I 50 mila like per l’impiccagione dei presunti gay in Iran

Un presunto gruppo di estrema destra ha raggiunto il “successo virale” condividendo su Facebook uan vecchia foto del 2005 che ritrae due adolescenti impiccati per la loro omosessualità. Ai tempi l’immagine fece il giro del mondo e scioccò sia gli ambienti LGTB che quelli etero per la crudeltà del gesto e per il motivo: erano stati uccisi perchè gay. In seguito dall’Iran arrivaroni le giustificazioni: secondo quanto riportato, i due impiccati di 16 e 18 anni avrebbbero abusato di una 13 enne. Anche se questa versione suscitava grandi dubbi nell’opinione pubblica, Bild ha pubblicato la notizia alcuni giorni dopo. La notizia è stata riportata da Queer.de.

gay iran like facebook omicidio 2

L’IMMAGINE – Oggi invece la pagina “Todesstrafe für Kinderschänder” (Pena di morte per i pedofili) ha condiviso quell’immagine del 2005, che ha ricevuto 51.184 “like” e 4.182 condivisioni. Di solito dietro questo tipo pagine si nascondono estremisti di destra, che cercano di destabilizzare l’opinione pubblica attraverso un dibattito molto emotivo durante iil quale le persone vengono fomentate. Quello a cui si può arrivare con operazioni del genere lo vediamo in Russia oggi, dove nenonazisti hanno sequestrato gay e presunti pedofili per umiliarli in video ricevendo molte approvazioni sui social network. Queer.de ha riferito inoltre che in Spagna degli adolescenti avrebbero cominciato a dare la caccia a individui che ritengono essere pedofili e utilizzano la stessa simbologia dei neonazisti russi. Il blog di destra “Politically Incorrect”a sua volta ha definito Queer.de un’organizzazione di pedofili.
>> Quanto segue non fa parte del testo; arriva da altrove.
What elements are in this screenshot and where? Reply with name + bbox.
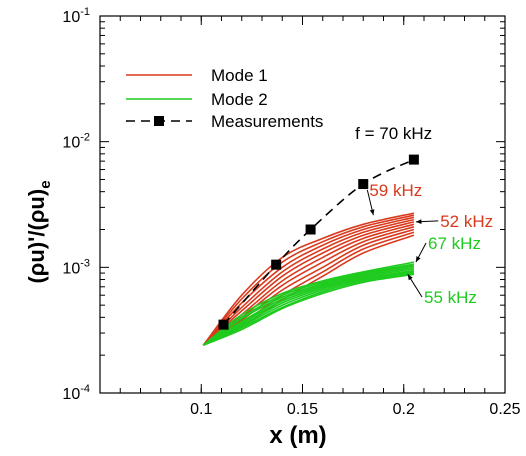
legend: Mode 1 Mode 2 Measurements xyxy=(126,66,323,131)
annotation-label: 55 kHz xyxy=(424,288,477,307)
mode-2-curve xyxy=(202,266,415,346)
y-tick-label: 10-3 xyxy=(62,257,90,277)
y-tick-label: 10-4 xyxy=(62,383,90,403)
mode-1-curve xyxy=(202,212,415,346)
measurement-marker xyxy=(271,259,282,270)
annotation-label: 52 kHz xyxy=(440,212,493,231)
mode-2-curve xyxy=(202,272,415,346)
mode-1-curve xyxy=(202,214,415,346)
measurement-marker xyxy=(358,179,369,190)
annotation-arrowhead xyxy=(415,219,422,224)
annotation-label: 67 kHz xyxy=(428,234,481,253)
mode-2-curve xyxy=(202,271,415,346)
measurement-marker xyxy=(218,319,229,330)
x-axis-title: x (m) xyxy=(269,422,326,449)
y-tick-label: 10-1 xyxy=(62,6,90,26)
x-tick-label: 0.2 xyxy=(393,401,415,418)
mode-1-curve xyxy=(202,221,415,346)
x-tick-label: 0.1 xyxy=(190,401,212,418)
mode-2-curve xyxy=(202,263,415,346)
annotation-label: 59 kHz xyxy=(369,181,422,200)
y-axis-title: (ρu)'/(ρu)e xyxy=(24,180,54,283)
mode-2-curve xyxy=(202,264,415,346)
mode-2-curve xyxy=(202,269,415,346)
y-axis-title-main: (ρu)'/(ρu) xyxy=(24,189,49,284)
mode-1-curve xyxy=(202,228,415,346)
plot-frame xyxy=(99,15,506,394)
annotation-arrowhead xyxy=(415,256,421,263)
axes-layer: 0.1 0.15 0.2 0.25 10-4 10-3 10-2 10-1 xyxy=(62,6,520,418)
legend-label: Measurements xyxy=(211,112,323,131)
y-tick-label: 10-2 xyxy=(62,132,90,152)
annotation-arrowhead xyxy=(369,209,375,216)
measurements-line xyxy=(222,158,415,326)
legend-label: Mode 1 xyxy=(211,66,268,85)
measurement-marker xyxy=(305,224,316,235)
measurements-series xyxy=(218,154,419,330)
mode-2-curve xyxy=(202,273,415,346)
mode-1-curve xyxy=(202,218,415,346)
legend-label: Mode 2 xyxy=(211,90,268,109)
y-axis-title-subscript: e xyxy=(37,180,54,188)
x-tick-label: 0.15 xyxy=(287,401,318,418)
mode-2-curves xyxy=(202,261,415,346)
mode-2-curve xyxy=(202,261,415,346)
measurement-marker xyxy=(408,154,419,165)
annotations: f = 70 kHz 59 kHz 52 kHz 67 kHz 55 kHz xyxy=(355,124,493,307)
mode-2-curve xyxy=(202,268,415,346)
annotation-label: f = 70 kHz xyxy=(355,124,432,143)
annotation-arrowhead xyxy=(407,274,413,281)
x-tick-label: 0.25 xyxy=(489,401,520,418)
legend-marker-measurements xyxy=(154,116,164,126)
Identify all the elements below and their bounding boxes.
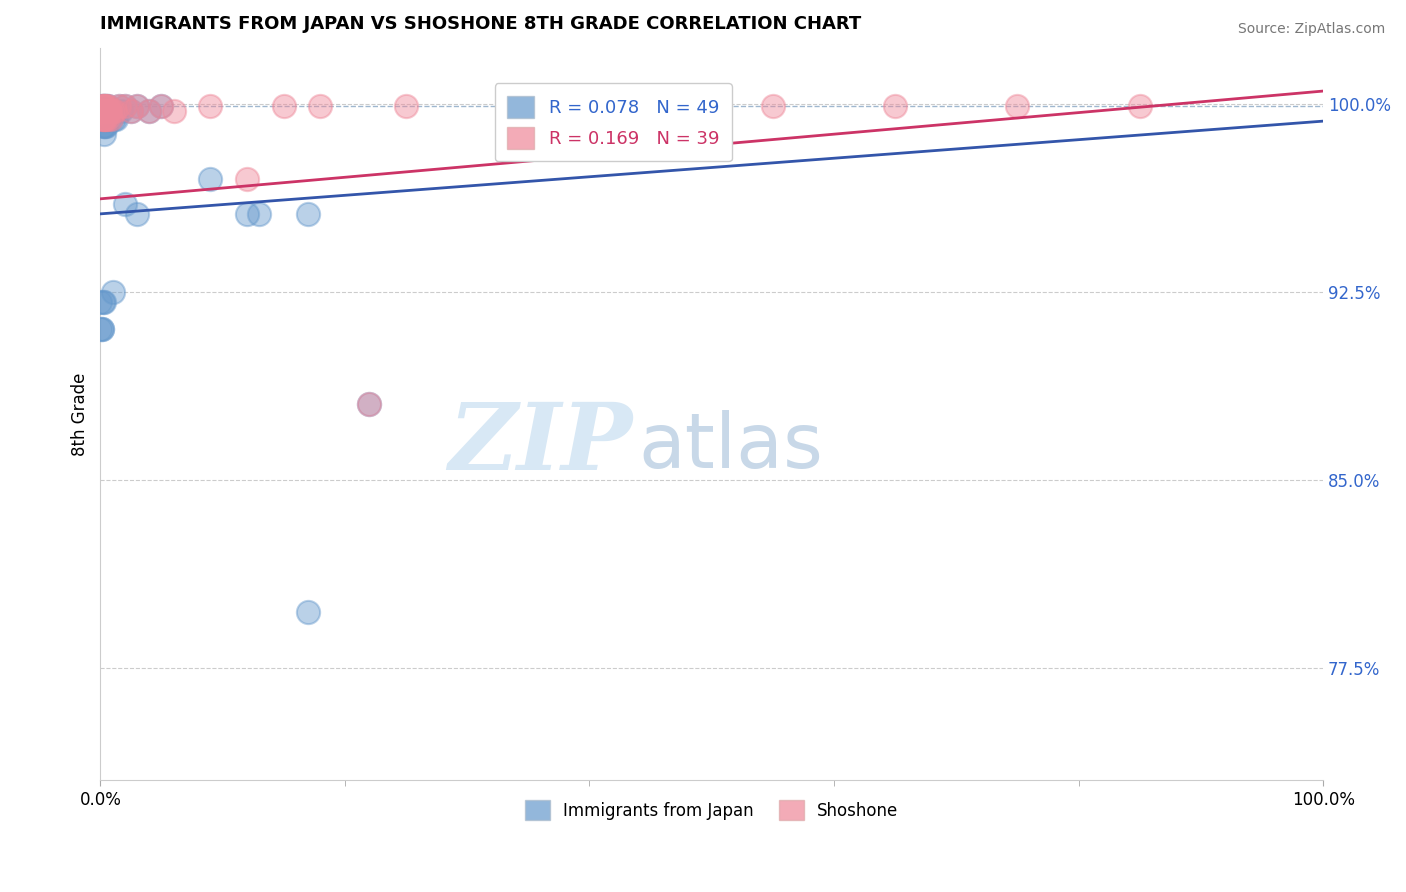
Point <box>91 112 114 126</box>
Point <box>125 207 148 221</box>
Point <box>107 99 129 113</box>
Point <box>97 99 120 113</box>
Point <box>640 99 662 113</box>
Point <box>91 104 114 119</box>
Point <box>150 99 173 113</box>
Point <box>101 104 124 119</box>
Point <box>309 99 332 113</box>
Point <box>94 119 117 133</box>
Point <box>762 99 785 113</box>
Point <box>97 112 120 126</box>
Point <box>90 104 112 119</box>
Point <box>91 112 114 126</box>
Point <box>93 127 115 141</box>
Point <box>150 99 173 113</box>
Point <box>96 99 118 113</box>
Point <box>90 322 112 336</box>
Point <box>97 104 120 119</box>
Point <box>103 112 125 126</box>
Point <box>100 112 122 126</box>
Point <box>93 104 115 119</box>
Point <box>97 104 120 119</box>
Legend: Immigrants from Japan, Shoshone: Immigrants from Japan, Shoshone <box>519 793 905 827</box>
Point <box>101 285 124 299</box>
Point <box>1007 99 1029 113</box>
Point <box>110 104 132 119</box>
Point <box>94 112 117 126</box>
Text: IMMIGRANTS FROM JAPAN VS SHOSHONE 8TH GRADE CORRELATION CHART: IMMIGRANTS FROM JAPAN VS SHOSHONE 8TH GR… <box>100 15 862 33</box>
Point <box>93 104 115 119</box>
Point <box>94 104 117 119</box>
Point <box>125 99 148 113</box>
Point <box>200 171 222 186</box>
Point <box>90 99 112 113</box>
Point <box>96 119 118 133</box>
Point <box>107 99 129 113</box>
Point <box>93 99 115 113</box>
Point <box>163 104 186 119</box>
Point <box>97 99 120 113</box>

Non è ancora chiaro cosa sia realmente successo in Iran nel 2005. L’organizzazione “Human Rights Watch” ritiene che si sia effettivamente trattato di un abuso di un 13 enne, mentre alcuni attivisti LGTB del paese hanno detto che spesso il pretesto di un presunto stupro è utilizzato per agire contro gli omosessuali. In seguito il quotidiano Bild era stato ammonito dal consiglio della stampa, che riteneva che le immagini dessero un’immagine troppo sensazionlistica della violenza e della brutalità.